Sadly, Chairman Danny will no longer be around to witness the same. But no matter, he will be well remembered for his calm disposition and methodical ways.

The same can be said of lawyer and former Oriental Mindoro Congressman Rey Umali, RU to his friends, whose vision for a vibrant and livable province will now have to be pursued by those left behind, friend or foe alike. Raring to get back on gear after suffering defeat in, his gubernatorial bid in 2019, he told me the last time I had coffee with him that he remains committed t

to attracting investors in the sectors in the province, i.e., agriculture and fisheries, tourism and energy, which he believed would enhance the province's standing many times over.

Having established a network of friends and associates as a leading law practitioner and eventually a senior legislator specializing in customs, trade, energy and commerce, he seemed ready to pull things through. What caught my attention at that time was his saying emphatically it did not matter anymore whether he gets back to political life to see things through or simply be a key interlocutor in getting the needed investments.
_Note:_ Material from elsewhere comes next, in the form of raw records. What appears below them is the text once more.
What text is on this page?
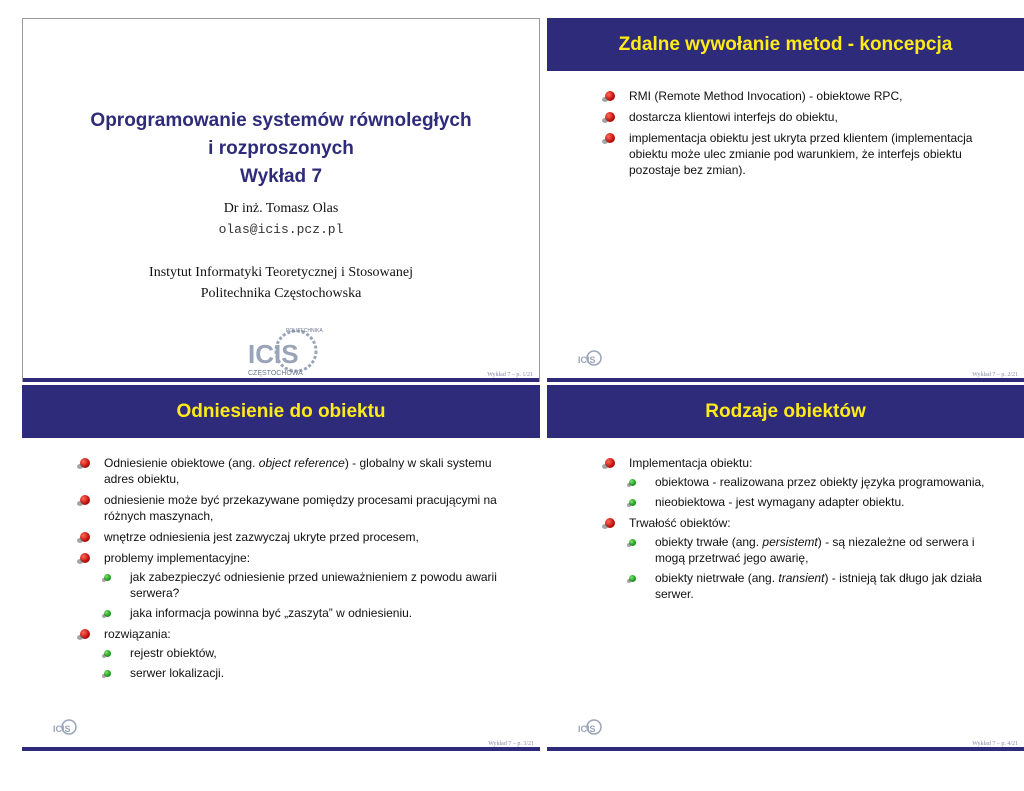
Oprogramowanie systemów równoległych
i rozproszonych
Wykład 7
Dr inż. Tomasz Olas
olas@icis.pcz.pl
Instytut Informatyki Teoretycznej i Stosowanej
Politechnika Częstochowska
ICIS
CZĘSTOCHOWA
POLITECHNIKA
Wykład 7 – p. 1/21
Zdalne wywołanie metod - koncepcja
RMI (Remote Method Invocation) - obiektowe RPC,
dostarcza klientowi interfejs do obiektu,
implementacja obiektu jest ukryta przed klientem (implementacja obiektu może ulec zmianie pod warunkiem, że interfejs obiektu pozostaje bez zmian).
ICIS
Wykład 7 – p. 2/21
Odniesienie do obiektu
Odniesienie obiektowe (ang. object reference) - globalny w skali systemu adres obiektu,
odniesienie może być przekazywane pomiędzy procesami pracującymi na różnych maszynach,
wnętrze odniesienia jest zazwyczaj ukryte przed procesem,
problemy implementacyjne:
jak zabezpieczyć odniesienie przed unieważnieniem z powodu awarii serwera?
jaka informacja powinna być „zaszyta” w odniesieniu.
rozwiązania:
rejestr obiektów,
serwer lokalizacji.
ICIS
Wykład 7 – p. 3/21
Rodzaje obiektów
Implementacja obiektu:
obiektowa - realizowana przez obiekty języka programowania,
nieobiektowa - jest wymagany adapter obiektu.
Trwałość obiektów:
obiekty trwałe (ang. persistemt) - są niezależne od serwera i mogą przetrwać jego awarię,
obiekty nietrwałe (ang. transient) - istnieją tak długo jak działa serwer.
ICIS
Wykład 7 – p. 4/21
Like Chairman Danny, RU will no longer be around to see the fulfillment of his vision. But I have no doubt that in time it will come to being as it is borne out of a clear understanding of what Oriental Mindoro can offer and what it can become.

Sayang sila. They were on their way to go beyond their earlier feats. Farewell, Danny and RU. May the angels escort you to the bosom of the Almighty.

On a final note. Last Thursday, January 8, was the first anniversary of the death of another good man, former Sultan Kudarat Vice-Governor Romy Recinto, whose brutal slaying remains unresolved to this day. Leader of the Ilocano settlers in the province, Manong Romy was an undefeated Mayor of the town of Lambayog, and was instrumental in keeping the peace, as it were, in the province getting the various ethnic groups together to smoke the peace pipe – an initiative which may have been resented by some groups who had nothing but turmoil and chaos in their minds. We call on the PNP and the NBI to redouble their efforts to have this case solved if only to ensure that the dreams of peace and progress which Manong Romy and his fellows come to fruition.